Few-layered nitrogen-doped graphene wrapped three-dimensional titanium oxide flower as a robust support for Pt nanoparticles in catalyzing oxygen reduction reaction

Abstract

• Few-layered nitrogen-doped graphene wrapped 3D flower-like TiO 2 is synthesized. • The anti-corrosion support has a high surface area and electronic conductivity. • Pt-TiO 2 @N-Gr-800 exhibits superior ORR activity, stability, and CO tolerance. • Pt-TiO 2 @N-Gr-800 shows a strong metal and support interaction. Carbon materials are commonly used as electrocatalyst supports in fuel cells.
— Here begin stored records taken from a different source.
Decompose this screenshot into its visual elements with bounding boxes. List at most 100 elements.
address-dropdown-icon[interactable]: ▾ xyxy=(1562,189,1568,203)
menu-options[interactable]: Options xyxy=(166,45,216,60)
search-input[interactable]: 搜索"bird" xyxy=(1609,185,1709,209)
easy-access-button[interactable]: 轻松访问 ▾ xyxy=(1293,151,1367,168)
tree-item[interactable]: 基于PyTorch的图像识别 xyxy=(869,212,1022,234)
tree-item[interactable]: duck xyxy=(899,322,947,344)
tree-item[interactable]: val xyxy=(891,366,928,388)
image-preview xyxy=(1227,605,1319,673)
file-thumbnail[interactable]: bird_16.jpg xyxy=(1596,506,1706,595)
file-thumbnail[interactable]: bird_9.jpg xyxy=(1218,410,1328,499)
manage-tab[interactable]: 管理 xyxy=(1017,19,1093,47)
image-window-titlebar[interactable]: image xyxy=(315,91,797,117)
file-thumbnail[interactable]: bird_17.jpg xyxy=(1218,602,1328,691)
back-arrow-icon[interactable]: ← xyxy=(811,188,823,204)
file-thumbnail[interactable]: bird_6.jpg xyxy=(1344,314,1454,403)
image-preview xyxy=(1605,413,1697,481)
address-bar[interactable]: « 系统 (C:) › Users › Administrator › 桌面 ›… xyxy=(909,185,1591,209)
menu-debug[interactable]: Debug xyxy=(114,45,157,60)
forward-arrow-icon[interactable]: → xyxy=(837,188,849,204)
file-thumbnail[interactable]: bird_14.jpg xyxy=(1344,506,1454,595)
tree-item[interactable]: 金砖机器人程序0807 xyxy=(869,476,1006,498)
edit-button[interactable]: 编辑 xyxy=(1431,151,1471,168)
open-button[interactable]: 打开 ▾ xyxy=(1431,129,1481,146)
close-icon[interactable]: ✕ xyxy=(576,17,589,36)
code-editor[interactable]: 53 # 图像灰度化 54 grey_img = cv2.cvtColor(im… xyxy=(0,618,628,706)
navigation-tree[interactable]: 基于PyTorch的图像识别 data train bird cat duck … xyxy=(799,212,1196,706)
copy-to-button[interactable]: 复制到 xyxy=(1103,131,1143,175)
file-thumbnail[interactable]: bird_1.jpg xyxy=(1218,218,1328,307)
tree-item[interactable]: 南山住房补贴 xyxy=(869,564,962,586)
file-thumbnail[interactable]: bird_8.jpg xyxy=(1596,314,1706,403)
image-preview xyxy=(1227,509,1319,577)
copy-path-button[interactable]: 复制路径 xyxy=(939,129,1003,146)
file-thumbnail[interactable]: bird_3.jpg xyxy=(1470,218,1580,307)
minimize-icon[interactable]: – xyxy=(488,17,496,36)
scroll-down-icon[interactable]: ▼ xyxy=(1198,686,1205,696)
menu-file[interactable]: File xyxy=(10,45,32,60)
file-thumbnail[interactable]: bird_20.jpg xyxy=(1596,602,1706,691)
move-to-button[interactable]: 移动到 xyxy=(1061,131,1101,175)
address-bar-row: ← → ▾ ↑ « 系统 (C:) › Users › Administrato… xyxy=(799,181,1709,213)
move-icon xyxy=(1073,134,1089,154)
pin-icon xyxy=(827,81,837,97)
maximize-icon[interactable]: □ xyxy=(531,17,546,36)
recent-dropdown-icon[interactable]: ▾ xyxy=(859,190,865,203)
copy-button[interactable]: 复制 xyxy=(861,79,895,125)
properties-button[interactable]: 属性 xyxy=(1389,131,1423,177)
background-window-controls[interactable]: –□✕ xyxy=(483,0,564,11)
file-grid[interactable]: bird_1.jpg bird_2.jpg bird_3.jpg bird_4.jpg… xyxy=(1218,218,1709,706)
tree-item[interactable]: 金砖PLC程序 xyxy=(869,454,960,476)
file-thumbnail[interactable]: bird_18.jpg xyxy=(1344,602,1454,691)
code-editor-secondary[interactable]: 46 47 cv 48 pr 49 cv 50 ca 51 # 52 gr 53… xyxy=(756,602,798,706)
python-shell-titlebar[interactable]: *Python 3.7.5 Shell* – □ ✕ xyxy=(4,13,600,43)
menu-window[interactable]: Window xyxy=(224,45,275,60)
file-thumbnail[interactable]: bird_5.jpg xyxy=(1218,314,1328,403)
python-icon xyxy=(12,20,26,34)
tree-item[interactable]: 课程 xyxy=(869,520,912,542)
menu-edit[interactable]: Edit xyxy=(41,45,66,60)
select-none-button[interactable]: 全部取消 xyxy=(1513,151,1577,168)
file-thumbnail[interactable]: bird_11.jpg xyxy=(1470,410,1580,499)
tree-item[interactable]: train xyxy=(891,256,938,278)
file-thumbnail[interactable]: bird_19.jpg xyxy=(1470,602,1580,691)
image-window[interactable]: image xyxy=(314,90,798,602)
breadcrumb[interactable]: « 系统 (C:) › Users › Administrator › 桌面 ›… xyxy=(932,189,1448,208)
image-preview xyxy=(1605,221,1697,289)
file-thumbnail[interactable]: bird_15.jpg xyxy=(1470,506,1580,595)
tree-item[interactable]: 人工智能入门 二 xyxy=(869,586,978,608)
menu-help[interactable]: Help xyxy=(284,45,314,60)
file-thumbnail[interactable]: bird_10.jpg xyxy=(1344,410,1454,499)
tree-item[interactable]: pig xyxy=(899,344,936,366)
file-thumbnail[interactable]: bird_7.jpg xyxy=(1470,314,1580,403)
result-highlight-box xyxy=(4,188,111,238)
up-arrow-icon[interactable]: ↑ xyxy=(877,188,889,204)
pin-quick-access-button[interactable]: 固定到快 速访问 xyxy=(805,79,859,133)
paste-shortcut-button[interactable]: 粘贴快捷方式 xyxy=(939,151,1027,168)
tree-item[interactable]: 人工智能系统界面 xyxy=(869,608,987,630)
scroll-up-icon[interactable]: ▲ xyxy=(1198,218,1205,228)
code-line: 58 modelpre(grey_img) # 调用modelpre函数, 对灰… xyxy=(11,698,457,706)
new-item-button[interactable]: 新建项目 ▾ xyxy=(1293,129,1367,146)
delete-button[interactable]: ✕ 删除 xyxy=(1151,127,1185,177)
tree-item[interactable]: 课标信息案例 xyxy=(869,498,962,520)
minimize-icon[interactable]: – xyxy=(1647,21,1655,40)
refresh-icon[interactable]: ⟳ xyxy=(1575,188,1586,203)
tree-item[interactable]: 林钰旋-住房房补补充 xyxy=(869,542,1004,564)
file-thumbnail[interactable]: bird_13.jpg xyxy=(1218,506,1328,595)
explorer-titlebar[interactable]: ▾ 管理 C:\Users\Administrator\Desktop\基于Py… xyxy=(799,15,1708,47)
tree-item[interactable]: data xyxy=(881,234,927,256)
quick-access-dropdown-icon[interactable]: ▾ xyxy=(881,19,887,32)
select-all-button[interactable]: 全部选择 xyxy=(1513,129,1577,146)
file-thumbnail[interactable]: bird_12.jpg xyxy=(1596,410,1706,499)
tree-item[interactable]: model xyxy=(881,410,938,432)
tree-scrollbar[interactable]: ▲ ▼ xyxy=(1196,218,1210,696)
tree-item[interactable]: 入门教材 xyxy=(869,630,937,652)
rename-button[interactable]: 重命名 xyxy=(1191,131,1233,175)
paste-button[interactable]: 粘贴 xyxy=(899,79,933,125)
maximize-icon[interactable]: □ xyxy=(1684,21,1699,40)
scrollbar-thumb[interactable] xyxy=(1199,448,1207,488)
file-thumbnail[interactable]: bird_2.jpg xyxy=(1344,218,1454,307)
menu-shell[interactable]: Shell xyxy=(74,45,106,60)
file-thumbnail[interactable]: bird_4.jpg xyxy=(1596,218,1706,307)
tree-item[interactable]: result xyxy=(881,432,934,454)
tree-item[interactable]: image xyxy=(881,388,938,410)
Nevertheless, carbon corrosion is a severe concern under strong acidic and oxidizing environments. Hence, developing a robust catalyst support is critical to ensuring fuel cells stability. Herein, we report a unique support of few-layered nitrogen-doped graphene wrapped three-dimensional (3D) flower-like anatase TiO 2 (TiO 2 @N-Gr) via in-situ polymerizing dopamine on the surface of a 3D-TiO 2 flower precursor, followed by pyrolysis. After loading Pt nanoparticles, Pt-TiO 2 @N-Gr-800 exhibits comparable ORR activity to the commercial Pt/C catalyst (E 1/2 = 0.91 V RHE ), superior stability in a 30 K cycling stability test and strong CO resistance capability. The outstanding performance of the Pt-TiO 2 @N-Gr-800 catalyst is attributed to the strong anti-corrosion property and high electronic conductivity of the nanocomposite support, as well as a strong metal and support interaction. The unique flower-like scaffold is also of great advantage for mass transfer. This work provides a facile strategy to synthesize robust nanocomposite supports for fuel cells.